O' Oregon, I love you because you're (relatively) godless. And now here we have the Brookings Elks Lodge banning a sweet eighty year old woman from the premises because she's an atheist.
This smacks of the Bible Belt, not the Live Green and Mainline Lattes Belt. Deeply disturbing.
Today Oregonian columnist Margie Boulé had a follow-up. In "Atheists run up against 'last bias'" she points out that Americans say they'll vote for all sorts of presidential candidates, but not someone who fails to profess a belief in God.
A recent poll conducted by USA Today/Gallup found that Americans are overwhelmingly willing to vote for a presidential candidate who is an African American, a woman, a Catholic or a Latino. A solid majority would vote for a candidate who is Mormon, who is a homosexual, who has been married three times or who is 72 years old. The only category that did not break 50 percent? Atheists.

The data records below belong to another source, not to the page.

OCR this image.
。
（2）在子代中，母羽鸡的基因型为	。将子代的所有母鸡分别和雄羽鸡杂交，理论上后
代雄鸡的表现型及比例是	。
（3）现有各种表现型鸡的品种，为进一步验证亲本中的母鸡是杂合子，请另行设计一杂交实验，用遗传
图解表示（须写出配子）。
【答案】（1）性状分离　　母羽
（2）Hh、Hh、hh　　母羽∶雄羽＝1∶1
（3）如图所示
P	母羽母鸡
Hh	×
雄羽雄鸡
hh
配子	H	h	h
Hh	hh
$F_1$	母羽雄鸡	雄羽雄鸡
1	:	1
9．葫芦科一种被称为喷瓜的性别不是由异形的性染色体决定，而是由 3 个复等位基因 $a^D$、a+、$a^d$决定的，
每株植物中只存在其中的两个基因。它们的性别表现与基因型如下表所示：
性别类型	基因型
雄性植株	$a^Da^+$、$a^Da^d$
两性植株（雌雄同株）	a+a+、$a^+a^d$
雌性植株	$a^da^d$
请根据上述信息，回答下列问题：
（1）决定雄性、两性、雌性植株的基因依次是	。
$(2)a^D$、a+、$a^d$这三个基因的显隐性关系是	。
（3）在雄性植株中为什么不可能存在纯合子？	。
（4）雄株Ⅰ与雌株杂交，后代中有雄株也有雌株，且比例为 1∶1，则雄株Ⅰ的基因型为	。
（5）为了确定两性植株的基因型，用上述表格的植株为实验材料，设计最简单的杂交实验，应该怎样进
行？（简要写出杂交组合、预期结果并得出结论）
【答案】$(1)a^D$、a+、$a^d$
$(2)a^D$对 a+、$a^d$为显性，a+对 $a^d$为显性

As I said in my "Leave God out of the Super Bowl" post, the United States is way behind more enlightened European countries in this regard.
I have some friends who visit Europe regularly. They tell me that there it would be almost inconceivable for a politician to make his or her belief in God a campaign issue. It just doesn't come up. But here, an admitted unbeliever probably couldn't be elected to a major office. This isn't something the United States should be proud of. It's a defect, not a virtue.
The Elks are a good example of how religion contributes to hypocrisy and narrow-mindedness, not morality. The Elks web site claims that they stand for "the principles of Charity, Justice, Brotherly Love and Fidelity." But their charity and brotherly love stops if an elderly woman says she doesn't believe in God.
Crazy. Apparently Billie Sieg would have been acceptable to the Elks if she'd lied and told them that she was a believer. But she was honest. Boulé writes:
Oh, it's not like she stands on street corners, trying to persuade others that God does not exist. She's a quiet atheist. "In today's world a belief in God can take a lot of forms. I happen to be an unbeliever in supernatural deities, but I do believe in Mother Nature" and the holiness of "the world around us."
Sieg sounds like a Buddhist or Taoist to me. I suspect that if she'd responded to the Elks interviewer, "I believe in the god of Buddhism," she'd be enjoying the social activities in the lodge now.
Religious discrimination, after all, is a no-no in American culture. Unless someone doesn't believe in a traditional religion at all. Then it's fine to discriminate against them.
Someday, and that day can't come soon enough for me, this attitude will be seen as the pre-scientific relic of mythology that it is. A-theists are just people who don't see any evidence for a demonstrably unseen God.
Unicorns also are unseen. So a-unicornists are ubiquitous. As are a-fairyists and a-Big Footists.
However, Elks Lodges don't bar the door to people who say they don't believe in unicorns, fairies, and Big Foot – because these entities aren't revered by the majority of Americans.
God also likely is non-existent. At least, there's no proof of God's existence, which puts the supreme deity in the same epistemological class as fairies. Something which makes people feel good, but lacks standing in objective reality.
So we all should bow down to the courageous believers in truth like Billie Sieg and Sylvia Benner who refuse to accept religious absurdities just because they're the majority opinion.
Majorities often are wrong. At one time almost everyone used to believe that the Earth was flat, slavery was justified, and women were second-class citizens.
Before too long students will read in history books about the not-so-good old days when citizens of the United States were discriminated against because they didn't believe in God. And they'll think, How could this ever have happened? What were they thinking?
Not much, sadly. Not down in the Brookings Elks Lodge, in 2008.